Jun. 16th, 2017

twicketface: (Default)
I work for a company that conducts online surveys. Like, SurveyMonkey, but with actual reporting and metrics and safeguards to prevent the same person from taking the survey 17 times.

Exit interview are our bread and butter and we work directly with companies of all sizes to give a platform for their employees to provide feedback so those companies can work to make things better. Our software (which was literally built from nothing by one person) is highly configurable and most companies want certain things a certain way. It's not an exaggeration to say that a client could make 50 or 60 decisions in how their account is setup and run.

It's a long story, but in short, I made a mistake by allowing a client to have certain information revealed to them when it should have been kept anonymous, based upon a unique setting choice they negotiated. We didn't lose any money over this mistake nor did we break any laws or anything, but it's something I should've caught (and had an easy fix applied before the client even saw it).

When client brought it to my attention (and how happy they were that they could see this info), I realized I needed to get it fixed and also tell the client why it needed to be changed. So I did.

But not before fretting over it for literally months. My boss was going to be pissed. The client was going to be pissed. They're a big client and in spite of just signing a three-year extension, 'getting client pissed off' isn't good business practice. Anxiety occupied my head for most of the waking hours and led to me waking up multiple times in the night, worrying just how bad it was going to get.

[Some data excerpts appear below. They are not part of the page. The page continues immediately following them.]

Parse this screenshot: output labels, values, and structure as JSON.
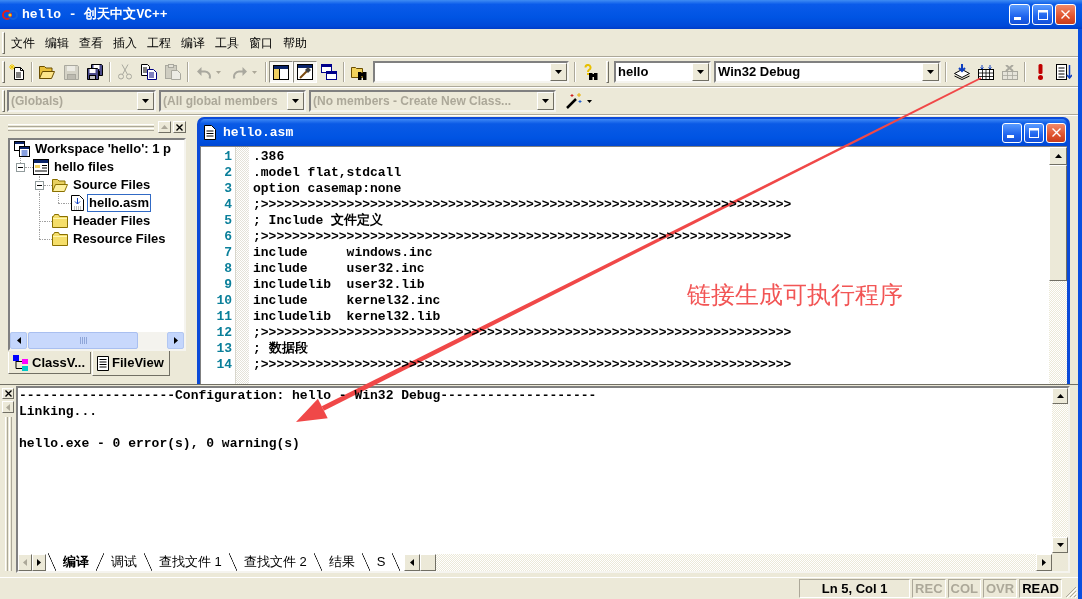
{
  "window": {
    "title": "hello - 创天中文VC++"
  },
  "menu_bar": [
    "文件",
    "编辑",
    "查看",
    "插入",
    "工程",
    "编译",
    "工具",
    "窗口",
    "帮助"
  ],
  "standard_toolbar": {
    "buttons": [
      {
        "disabled": false,
        "pressed": false
      },
      {
        "disabled": false,
        "pressed": false
      },
      {
        "disabled": true,
        "pressed": false
      },
      {
        "disabled": false,
        "pressed": false
      },
      {
        "disabled": true,
        "pressed": false
      },
      {
        "disabled": false,
        "pressed": false
      },
      {
        "disabled": true,
        "pressed": false
      },
      {
        "disabled": true,
        "pressed": false
      },
      {
        "disabled": true,
        "pressed": false
      },
      {
        "disabled": false,
        "pressed": true
      },
      {
        "disabled": false,
        "pressed": true
      },
      {
        "disabled": false,
        "pressed": false
      },
      {
        "disabled": false,
        "pressed": false
      },
      {
        "disabled": false,
        "pressed": false
      }
    ]
  },
  "build_toolbar": {
    "project": "hello",
    "configuration": "Win32 Debug",
    "buttons": [
      {
        "disabled": false
      },
      {
        "disabled": false
      },
      {
        "disabled": true
      },
      {
        "disabled": false
      },
      {
        "disabled": false
      }
    ]
  },
  "wizard_bar": {
    "combos": [
      {
        "value": "(Globals)",
        "disabled": true
      },
      {
        "value": "(All global members",
        "disabled": true
      },
      {
        "value": "(No members - Create New Class...",
        "disabled": true
      }
    ]
  },
  "workspace": {
    "tree": [
      {
        "kind": "workspace",
        "label": "Workspace 'hello': 1 p",
        "selected": false,
        "children": [
          {
            "kind": "project",
            "label": "hello files",
            "expanded": true,
            "selected": false,
            "children": [
              {
                "kind": "folder",
                "label": "Source Files",
                "expanded": true,
                "selected": false,
                "children": [
                  {
                    "kind": "file",
                    "label": "hello.asm",
                    "selected": true
                  }
                ]
              },
              {
                "kind": "folder",
                "label": "Header Files",
                "selected": false
              },
              {
                "kind": "folder",
                "label": "Resource Files",
                "selected": false
              }
            ]
          }
        ]
      }
    ],
    "tabs": [
      {
        "label": "ClassV...",
        "selected": false
      },
      {
        "label": "FileView",
        "selected": true
      }
    ]
  },
  "editor": {
    "title": "hello.asm",
    "lines": [
      {
        "number": "1",
        "text": ".386"
      },
      {
        "number": "2",
        "text": ".model flat,stdcall"
      },
      {
        "number": "3",
        "text": "option casemap:none"
      },
      {
        "number": "4",
        "text": ";>>>>>>>>>>>>>>>>>>>>>>>>>>>>>>>>>>>>>>>>>>>>>>>>>>>>>>>>>>>>>>>>>>>>"
      },
      {
        "number": "5",
        "text": "; Include 文件定义"
      },
      {
        "number": "6",
        "text": ";>>>>>>>>>>>>>>>>>>>>>>>>>>>>>>>>>>>>>>>>>>>>>>>>>>>>>>>>>>>>>>>>>>>>"
      },
      {
        "number": "7",
        "text": "include     windows.inc"
      },
      {
        "number": "8",
        "text": "include     user32.inc"
      },
      {
        "number": "9",
        "text": "includelib  user32.lib"
      },
      {
        "number": "10",
        "text": "include     kernel32.inc"
      },
      {
        "number": "11",
        "text": "includelib  kernel32.lib"
      },
      {
        "number": "12",
        "text": ";>>>>>>>>>>>>>>>>>>>>>>>>>>>>>>>>>>>>>>>>>>>>>>>>>>>>>>>>>>>>>>>>>>>>"
      },
      {
        "number": "13",
        "text": "; 数据段"
      },
      {
        "number": "14",
        "text": ";>>>>>>>>>>>>>>>>>>>>>>>>>>>>>>>>>>>>>>>>>>>>>>>>>>>>>>>>>>>>>>>>>>>>"
      }
    ]
  },
  "output": {
    "messages": [
      "--------------------Configuration: hello - Win32 Debug--------------------",
      "Linking..."
    ],
    "summary": "hello.exe - 0 error(s), 0 warning(s)",
    "tabs": [
      {
        "label": "编译",
        "selected": true
      },
      {
        "label": "调试",
        "selected": false
      },
      {
        "label": "查找文件 1",
        "selected": false
      },
      {
        "label": "查找文件 2",
        "selected": false
      },
      {
        "label": "结果",
        "selected": false
      },
      {
        "label": "S",
        "selected": false
      }
    ]
  },
  "status_bar": {
    "position": "Ln 5, Col 1",
    "indicators": [
      {
        "label": "REC",
        "on": false
      },
      {
        "label": "COL",
        "on": false
      },
      {
        "label": "OVR",
        "on": false
      },
      {
        "label": "READ",
        "on": true
      }
    ]
  },
  "annotation": {
    "text": "链接生成可执行程序"
  }
}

I thought about how best to broach it with my boss. How it was a really unique situation (in that, our tech team had to create some custom coding to handle it), how the damage was minimal and how I'd address it with the client. The client was going to perceive it as a takeaway and likely go over my head to demand it get set back to the way it was.

Finally, I bit the bullet and spoke with our tech team about how best to fix it. They admitted it was easy enough to address and had a fix installed in a few days. I emailed the client about it, explaining the rationale and how it was standard to have it this new, correct way.

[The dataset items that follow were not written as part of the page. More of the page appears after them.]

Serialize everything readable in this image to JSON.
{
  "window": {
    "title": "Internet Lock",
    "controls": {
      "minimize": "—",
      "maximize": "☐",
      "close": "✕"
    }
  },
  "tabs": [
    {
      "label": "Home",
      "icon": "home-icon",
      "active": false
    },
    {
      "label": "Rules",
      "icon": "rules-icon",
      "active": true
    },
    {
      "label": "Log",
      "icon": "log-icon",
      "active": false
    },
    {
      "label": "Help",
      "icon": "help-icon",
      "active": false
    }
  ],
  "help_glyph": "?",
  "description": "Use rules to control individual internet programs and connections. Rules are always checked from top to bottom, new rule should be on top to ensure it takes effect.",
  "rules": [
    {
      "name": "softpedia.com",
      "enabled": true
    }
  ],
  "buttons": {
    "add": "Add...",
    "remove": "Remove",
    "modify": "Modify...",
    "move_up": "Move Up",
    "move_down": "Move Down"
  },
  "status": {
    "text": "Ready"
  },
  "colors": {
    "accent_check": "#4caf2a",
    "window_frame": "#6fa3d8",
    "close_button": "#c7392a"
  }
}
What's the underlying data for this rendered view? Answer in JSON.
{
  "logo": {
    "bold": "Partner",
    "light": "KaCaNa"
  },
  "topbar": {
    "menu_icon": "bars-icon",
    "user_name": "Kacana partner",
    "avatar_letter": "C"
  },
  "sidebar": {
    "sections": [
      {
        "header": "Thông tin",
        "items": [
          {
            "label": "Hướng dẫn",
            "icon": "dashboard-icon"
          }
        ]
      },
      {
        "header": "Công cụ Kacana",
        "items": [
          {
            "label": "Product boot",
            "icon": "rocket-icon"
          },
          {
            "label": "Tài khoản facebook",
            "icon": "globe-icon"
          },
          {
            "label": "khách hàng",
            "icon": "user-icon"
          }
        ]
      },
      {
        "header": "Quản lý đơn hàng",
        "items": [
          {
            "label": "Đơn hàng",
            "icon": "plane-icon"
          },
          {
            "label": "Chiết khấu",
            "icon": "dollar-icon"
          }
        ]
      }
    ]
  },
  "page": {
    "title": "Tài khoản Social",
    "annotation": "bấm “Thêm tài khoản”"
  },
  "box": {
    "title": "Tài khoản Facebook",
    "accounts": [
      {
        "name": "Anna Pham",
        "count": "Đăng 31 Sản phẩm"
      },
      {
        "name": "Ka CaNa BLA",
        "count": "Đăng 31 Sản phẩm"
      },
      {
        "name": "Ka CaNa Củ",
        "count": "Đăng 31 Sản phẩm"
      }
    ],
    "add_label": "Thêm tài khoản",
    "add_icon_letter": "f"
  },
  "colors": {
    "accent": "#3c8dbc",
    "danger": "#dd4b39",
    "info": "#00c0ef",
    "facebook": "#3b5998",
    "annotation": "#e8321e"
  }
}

Boss got wind of it secondhand and ... said nothing. Not a peep.

Client (and I still can't totally figure this out) THANKED ME for the new way as it would allow them to use us as an intermediary if a situation came up with an anonymous survey where the employee wanted to meet with HR.

I'm ashamed that it took me so long to face the music (even though there really wasn't any) because so much of what I try to teach Nate is to address and not ignore problems. Take ownership when mistakes are made and work to fix them. And yet, when it's my time, I avoid the problem in the hopes that they'll evaporate.